First, a couple of Before pictures. This disgusting, dirty thing posing as a bathroom was what I encountered when I first arrived to the house as the official owner. It was basically being used as a dog kennel/dog washing station. The toilet, sink, and shower were all completely clogged and non-functioning.
I cleaned the crap out of it, and ripped out that sink unit and the toilet, and replaced them with a temporary pedestal sink (gotten from the ReStore for $10) and new toilet. The shower was still functional (it was built from 1/2 thick fiberglass…it took me two evenings to cut that monster out during the real renovation). We Kilz’d twice, and painted. I also put some cheap trim up to give it the illusion that it was being taken care of. Basically, just making it functional and clean in the meantime until we could afford/get time to do a proper renovation down the road.

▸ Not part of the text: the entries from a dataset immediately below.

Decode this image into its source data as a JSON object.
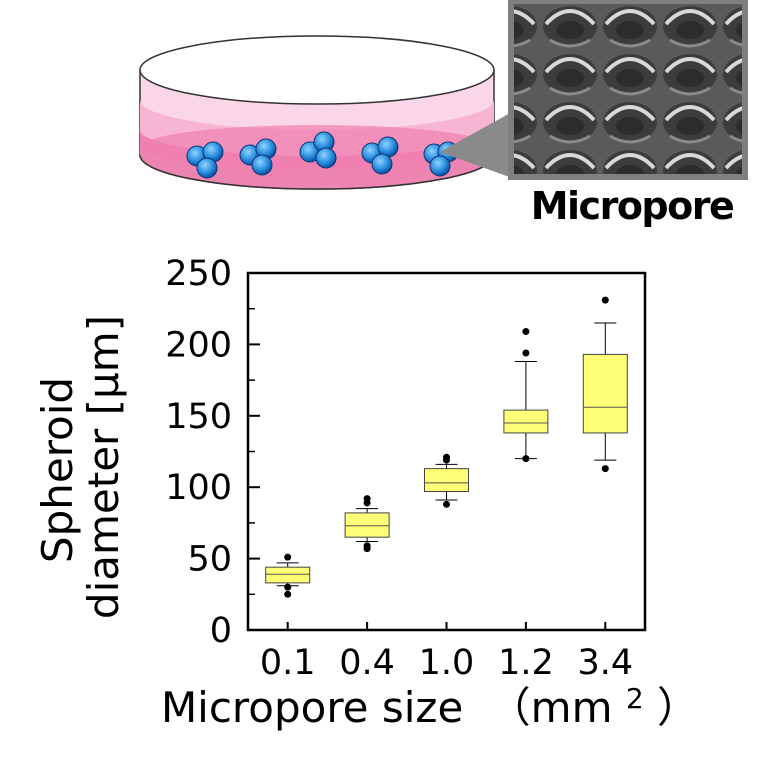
{
  "illustration": {
    "inset_label": "Micropore",
    "icons": [
      "petri-dish-icon",
      "cell-cluster-icon",
      "micropore-micrograph-icon"
    ]
  },
  "chart_data": {
    "type": "box",
    "categories": [
      "0.1",
      "0.4",
      "1.0",
      "1.2",
      "3.4"
    ],
    "xlabel_main": "Micropore size",
    "xlabel_unit_open": "（mm",
    "xlabel_unit_sup": "2",
    "xlabel_unit_close": "）",
    "ylabel_line1": "Spheroid",
    "ylabel_line2": "diameter [μm]",
    "ylim": [
      0,
      250
    ],
    "yticks": [
      0,
      50,
      100,
      150,
      200,
      250
    ],
    "ytick_labels": [
      "0",
      "50",
      "100",
      "150",
      "200",
      "250"
    ],
    "grid": false,
    "box_color": "#ffff77",
    "boxes": [
      {
        "category": "0.1",
        "whisker_low": 31,
        "q1": 33,
        "median": 39,
        "q3": 44,
        "whisker_high": 47,
        "outliers": [
          25,
          30,
          51
        ]
      },
      {
        "category": "0.4",
        "whisker_low": 62,
        "q1": 65,
        "median": 73,
        "q3": 82,
        "whisker_high": 85,
        "outliers": [
          57,
          59,
          89,
          92
        ]
      },
      {
        "category": "1.0",
        "whisker_low": 91,
        "q1": 97,
        "median": 103,
        "q3": 113,
        "whisker_high": 116,
        "outliers": [
          88,
          119,
          121
        ]
      },
      {
        "category": "1.2",
        "whisker_low": 120,
        "q1": 138,
        "median": 145,
        "q3": 154,
        "whisker_high": 188,
        "outliers": [
          120,
          194,
          209
        ]
      },
      {
        "category": "3.4",
        "whisker_low": 119,
        "q1": 138,
        "median": 156,
        "q3": 193,
        "whisker_high": 215,
        "outliers": [
          113,
          231
        ]
      }
    ]
  }
}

This is the finished product (the shower curtain will change, though). I basically had to reframe the entire shower area, and replace all the sheetrock from the sink to the shower (with greenboard, with is mildew/mold/water resistant.
The vanity is this one (31″ version). I found it in the “damaged” clearance area at Lowe’s. A brace on the backside was damaged, so I got it for $50, spent $25 on cabinet paint, and changed the color while I was at it. It came out much nicer than I expected; painting cabinets is always dicey.
The mirror and shelving brackets are IKEA. I used some scrap wood to make real wood shelves instead of IKEA’s particle/veneer ones; I stained both the mirror and shelving using General Finishes Java gel stain. The toilet is the new one I originally replaced. The tile is 6×24 gray cement-looking tile. We’re doing the same tile in the other (upstairs) bathroom, and a 12×24 version in the laundry room (through the dark doorway in the last image).
Since we only have 8ft ceilings, I decided to scale up the trim and use 7 1/4 everywhere (I’ll do slightly shorter in a couple of areas with soffits lowering the ceiling). It really makes a difference in pushing the ceiling up visually. I also went ahead with shoe molding in the bathroom; we’ll have it most other areas (soon to be wood floors), and it helps with covering the tile/baseboard transition unevenness.
All told, we probably spent around $2000 to do this. The shower stall itself, and the tile, were the big ticket items (the tile mostly because of needing to buy additional tools). I’m pretty pleased with how it turned out. Hopefully, the things I learned on this one will make the next one go much faster.